The Roles of the Protein Tyrosine Phosphatases PTPN3 and PTPN4 in T cells and PTPN11 in Tissue Remodeling.

Abstract

PTPN3 and PTPN4 are closely-related non-receptor protein tyrosine phosphatases (PTP) that contain FERM and PDZ domains. Both PTP have been implicated as negative-regulators of early signal transduction through the TCR, acting to dephosphorylate the TCRzeta chain.

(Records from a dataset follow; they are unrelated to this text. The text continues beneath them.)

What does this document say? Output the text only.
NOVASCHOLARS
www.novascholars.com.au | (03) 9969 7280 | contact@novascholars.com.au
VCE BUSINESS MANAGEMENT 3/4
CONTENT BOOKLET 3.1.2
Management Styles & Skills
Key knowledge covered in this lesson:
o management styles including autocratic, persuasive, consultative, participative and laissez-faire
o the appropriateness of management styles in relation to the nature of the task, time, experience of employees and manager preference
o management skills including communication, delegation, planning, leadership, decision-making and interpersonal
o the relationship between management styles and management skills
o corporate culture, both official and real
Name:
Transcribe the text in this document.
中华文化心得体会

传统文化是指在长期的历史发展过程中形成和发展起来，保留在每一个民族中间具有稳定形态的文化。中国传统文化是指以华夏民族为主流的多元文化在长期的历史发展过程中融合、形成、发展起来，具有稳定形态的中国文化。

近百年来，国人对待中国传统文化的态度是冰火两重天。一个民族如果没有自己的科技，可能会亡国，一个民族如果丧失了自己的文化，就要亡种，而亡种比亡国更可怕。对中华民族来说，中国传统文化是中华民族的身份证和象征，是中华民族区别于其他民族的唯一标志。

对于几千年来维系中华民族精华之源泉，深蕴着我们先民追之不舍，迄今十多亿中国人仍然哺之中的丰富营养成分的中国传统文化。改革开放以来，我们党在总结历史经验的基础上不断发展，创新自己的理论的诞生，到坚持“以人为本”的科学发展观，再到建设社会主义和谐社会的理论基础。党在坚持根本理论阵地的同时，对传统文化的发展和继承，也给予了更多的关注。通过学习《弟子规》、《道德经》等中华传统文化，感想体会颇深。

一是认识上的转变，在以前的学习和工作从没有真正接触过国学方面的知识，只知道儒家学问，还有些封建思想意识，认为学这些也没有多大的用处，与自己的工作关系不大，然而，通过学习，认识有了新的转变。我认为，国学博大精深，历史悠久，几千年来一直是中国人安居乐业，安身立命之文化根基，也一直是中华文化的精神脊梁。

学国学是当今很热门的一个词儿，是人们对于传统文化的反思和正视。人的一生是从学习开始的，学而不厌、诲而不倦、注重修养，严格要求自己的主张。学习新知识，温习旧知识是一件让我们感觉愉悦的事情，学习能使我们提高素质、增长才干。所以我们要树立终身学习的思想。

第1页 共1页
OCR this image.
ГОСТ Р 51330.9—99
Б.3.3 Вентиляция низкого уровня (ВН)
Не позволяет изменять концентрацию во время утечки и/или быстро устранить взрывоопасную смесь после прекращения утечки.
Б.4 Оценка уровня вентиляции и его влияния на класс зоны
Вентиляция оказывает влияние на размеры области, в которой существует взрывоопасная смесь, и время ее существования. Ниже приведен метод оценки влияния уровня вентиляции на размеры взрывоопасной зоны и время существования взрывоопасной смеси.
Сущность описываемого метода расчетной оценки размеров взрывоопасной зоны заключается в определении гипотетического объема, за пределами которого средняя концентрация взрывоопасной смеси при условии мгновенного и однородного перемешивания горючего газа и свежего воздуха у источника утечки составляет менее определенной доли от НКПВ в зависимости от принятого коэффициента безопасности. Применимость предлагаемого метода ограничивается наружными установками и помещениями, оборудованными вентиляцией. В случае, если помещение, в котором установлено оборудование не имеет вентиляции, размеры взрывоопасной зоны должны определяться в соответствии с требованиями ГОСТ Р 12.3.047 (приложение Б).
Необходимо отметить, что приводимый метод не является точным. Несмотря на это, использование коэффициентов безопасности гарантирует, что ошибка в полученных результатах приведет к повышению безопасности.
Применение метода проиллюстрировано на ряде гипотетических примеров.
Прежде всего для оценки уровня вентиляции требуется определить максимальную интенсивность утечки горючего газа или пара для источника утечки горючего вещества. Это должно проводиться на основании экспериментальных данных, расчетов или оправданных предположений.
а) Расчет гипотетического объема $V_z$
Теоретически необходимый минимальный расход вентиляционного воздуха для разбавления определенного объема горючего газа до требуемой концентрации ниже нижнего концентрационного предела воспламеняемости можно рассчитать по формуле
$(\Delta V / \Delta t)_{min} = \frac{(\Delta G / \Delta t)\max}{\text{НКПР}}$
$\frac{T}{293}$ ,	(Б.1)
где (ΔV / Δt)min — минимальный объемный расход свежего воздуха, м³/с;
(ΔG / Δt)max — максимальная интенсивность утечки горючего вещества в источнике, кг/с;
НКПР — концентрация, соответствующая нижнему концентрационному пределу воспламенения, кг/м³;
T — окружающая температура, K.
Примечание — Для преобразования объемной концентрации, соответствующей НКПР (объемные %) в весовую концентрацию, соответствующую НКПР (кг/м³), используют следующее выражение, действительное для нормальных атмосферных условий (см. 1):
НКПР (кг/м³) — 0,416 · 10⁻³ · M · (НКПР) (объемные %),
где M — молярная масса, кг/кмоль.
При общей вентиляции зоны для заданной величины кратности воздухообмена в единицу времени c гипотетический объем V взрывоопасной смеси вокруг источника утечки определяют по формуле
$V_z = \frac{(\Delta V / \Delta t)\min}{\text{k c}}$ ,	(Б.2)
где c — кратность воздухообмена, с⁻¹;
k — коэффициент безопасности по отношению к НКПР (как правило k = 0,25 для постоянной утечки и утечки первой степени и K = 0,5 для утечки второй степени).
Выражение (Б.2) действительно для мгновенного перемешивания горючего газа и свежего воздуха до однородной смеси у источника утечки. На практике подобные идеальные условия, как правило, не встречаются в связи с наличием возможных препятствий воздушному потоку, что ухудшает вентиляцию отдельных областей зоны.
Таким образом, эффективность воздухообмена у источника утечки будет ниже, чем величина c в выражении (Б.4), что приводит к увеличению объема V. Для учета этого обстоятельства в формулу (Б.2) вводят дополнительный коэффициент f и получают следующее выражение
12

To determine if PTPN3 functions as a physiological negative-regulator of TCR signaling in primary T cells we generated gene-trapped and gene-targeted mouse strains that lack expression of catalytically-active PTPN3. Numbers and ratios of T cells in primary and secondary lymphoid organs and TCR-induced signal transduction, cytokine production, and proliferation were normal in PTPN3-deficient mice. To address if the lack of a T cell phenotype in PTPN3-deficient mice can be explained by functional redundancy of PTPN3 with PTPN4, we generated PTPN4-deficient and PTPN4/PTPN3 double-deficient mice. As in PTPN3 mutants, T cell development and homeostasis and TCR-induced cytokine synthesis and proliferation were found to be normal in PTPN4-deficient and PTPN4/PTPN3 double-deficient mice. PTPN13 is another FERM and PDZ domain-containing PTP that is distantly related to PTPN3 and PTPN4. Therefore, to determine if PTPN13 might compensate for the loss of PTPN3 and PTPN4 in T cells, we generated mice that lack functional forms of all three PTP. However, triple-mutant T cells are phenotypically indistinguishable from PTPN13 single-deficient T cells. We conclude that PTPN3 and PTPN4 are dispensable for TCR signal transduction. SHP-2 (PTPN11) is essential for signaling from multiple classes of cell surface receptors. Mice deficient in SHP-2 expression exhibit defective gastrulation and fail to survive, which has precluded the use of non-conditional SHP-2 deficient mice to examine the role of SHP-2 in mature animals. To study this, we have used a conditional SHP-2 deficient mutant together with an ubiquitin promoter-driven ERT2-Cre transgene to mediate drug inducible deletion of SHP-2 in multiple tissues in adult mice. Using this model, we have determined that induced deletion of SHP-2 results in lethality preceded by weight loss. Epidermal acanthosis, anemia and premature thymic involution were also observed in these mice. Roles for SHP-2 in the homeostasis of the skeletal system are further demonstrated by the striking bone and cartilage remodeling defects resulting from the loss of SHP-2 in this model.